Maule 21

Editorial de janvier 2011

samedi 1er janvier 2011 Daniel BRIATTE

Neige. Ne succombons pas à l’hystérie des médias qui torpillent sans relâche le Gouvernement. L’État ne s’occupe plus depuis longtemps que des autoroutes et des quelques très grandes routes nationales. Si les équipes ont failli sur le réseau structurant d’Ile-de-France, l’immense et essentiel "réseau associé", comme on l’appelle, géré exclusivement par les départements, voire les communes, n’a pas été mieux dégagé. Si donc l’État est pour quelque chose dans cette affaire, il n’est, de loin, pas tout seul, mais personne ne l’a remarqué même si chacun a pu se faire son idée sur le déneigement de Maule.

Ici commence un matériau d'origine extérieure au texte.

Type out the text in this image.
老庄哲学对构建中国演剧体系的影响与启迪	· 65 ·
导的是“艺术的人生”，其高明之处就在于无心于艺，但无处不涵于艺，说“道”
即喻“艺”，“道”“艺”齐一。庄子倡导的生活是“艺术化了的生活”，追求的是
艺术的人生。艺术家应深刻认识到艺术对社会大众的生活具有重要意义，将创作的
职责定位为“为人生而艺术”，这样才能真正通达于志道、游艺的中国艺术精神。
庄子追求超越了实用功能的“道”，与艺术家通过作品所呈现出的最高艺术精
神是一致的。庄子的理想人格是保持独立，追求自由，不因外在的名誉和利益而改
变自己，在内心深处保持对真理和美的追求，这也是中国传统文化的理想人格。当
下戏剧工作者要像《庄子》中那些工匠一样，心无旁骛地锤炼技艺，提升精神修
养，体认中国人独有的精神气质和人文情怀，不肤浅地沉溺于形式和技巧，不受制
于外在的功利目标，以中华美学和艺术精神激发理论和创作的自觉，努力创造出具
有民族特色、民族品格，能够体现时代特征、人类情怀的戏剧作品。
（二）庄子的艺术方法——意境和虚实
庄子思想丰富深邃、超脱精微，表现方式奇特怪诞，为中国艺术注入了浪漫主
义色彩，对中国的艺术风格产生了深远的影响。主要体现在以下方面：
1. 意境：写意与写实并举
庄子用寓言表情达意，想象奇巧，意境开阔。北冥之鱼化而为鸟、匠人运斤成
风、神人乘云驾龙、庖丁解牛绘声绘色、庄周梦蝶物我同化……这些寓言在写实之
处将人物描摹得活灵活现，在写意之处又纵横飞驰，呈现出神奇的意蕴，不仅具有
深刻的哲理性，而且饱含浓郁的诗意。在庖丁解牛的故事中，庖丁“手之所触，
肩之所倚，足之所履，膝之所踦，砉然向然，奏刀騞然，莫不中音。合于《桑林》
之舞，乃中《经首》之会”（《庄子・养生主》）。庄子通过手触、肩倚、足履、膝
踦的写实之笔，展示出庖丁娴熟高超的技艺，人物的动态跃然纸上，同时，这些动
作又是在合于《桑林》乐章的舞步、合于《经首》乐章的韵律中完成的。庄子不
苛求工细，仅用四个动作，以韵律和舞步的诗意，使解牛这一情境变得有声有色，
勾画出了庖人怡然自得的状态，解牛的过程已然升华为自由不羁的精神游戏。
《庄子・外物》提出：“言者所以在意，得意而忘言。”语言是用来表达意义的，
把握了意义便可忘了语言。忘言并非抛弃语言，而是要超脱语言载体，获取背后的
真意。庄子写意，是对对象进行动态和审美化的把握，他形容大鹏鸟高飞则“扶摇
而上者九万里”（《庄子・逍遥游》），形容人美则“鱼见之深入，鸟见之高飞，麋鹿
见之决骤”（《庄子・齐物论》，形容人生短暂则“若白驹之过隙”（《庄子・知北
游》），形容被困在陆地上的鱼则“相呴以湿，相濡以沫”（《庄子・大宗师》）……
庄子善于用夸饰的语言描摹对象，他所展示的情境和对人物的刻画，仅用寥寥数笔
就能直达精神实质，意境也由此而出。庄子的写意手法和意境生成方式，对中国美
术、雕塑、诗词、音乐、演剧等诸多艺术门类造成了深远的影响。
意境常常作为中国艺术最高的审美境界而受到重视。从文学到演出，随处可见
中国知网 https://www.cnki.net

L’histoire commence avec les Lois miterrandiennes sur la décentralisation. Avant, les routes, nationales, départementales et très souvent communales, étaient gérées par les Ponts et Chaussées devenus Équipement avec Edgar Pisani. Tout ou presque était déneigé par les mêmes équipes habitants sur place et traitant les itinéraires locaux sans faire de différence même si, après, il fallait faire des comptes d’apothicaires pour savoir à qui faire payer le sel. Dans mon service, nous téléphonions à la météo de Villacoublay toutes les heures, nous pré-salions la nuit en cas de doute et tous les matins le responsable mettait son réveil à sonner à 4 heures, ouvrait sa fenêtre et lançait les équipes au moindre flocon si petit soit-il. Sinon, il se recouchait...
Quand il neigeait, toutes les équipes tournaient jusqu’à ce que la route redevienne noire. Les 35 heures n’existaient pas et ils revenaient me rendre compte, quelque fois au bout de vingt heures d’affilées, épuisés mais fiers et heureux du devoir accompli, le pouce levé, en me disant "c’est bon, ça roule..." Nos clients étaient pourtant les mêmes. Beau temps ou pas, et quoiqu’il arrive, ils partaient à 8h45 pour arriver à 9h moins cinq, en jeans-baskets, costume-cravatte ou jupette-talons-aiguilles. Une seule différence avec ceux d’aujourd’hui : en cas de naufrage, c’était la faute du mauvais temps, pas du Président de la République.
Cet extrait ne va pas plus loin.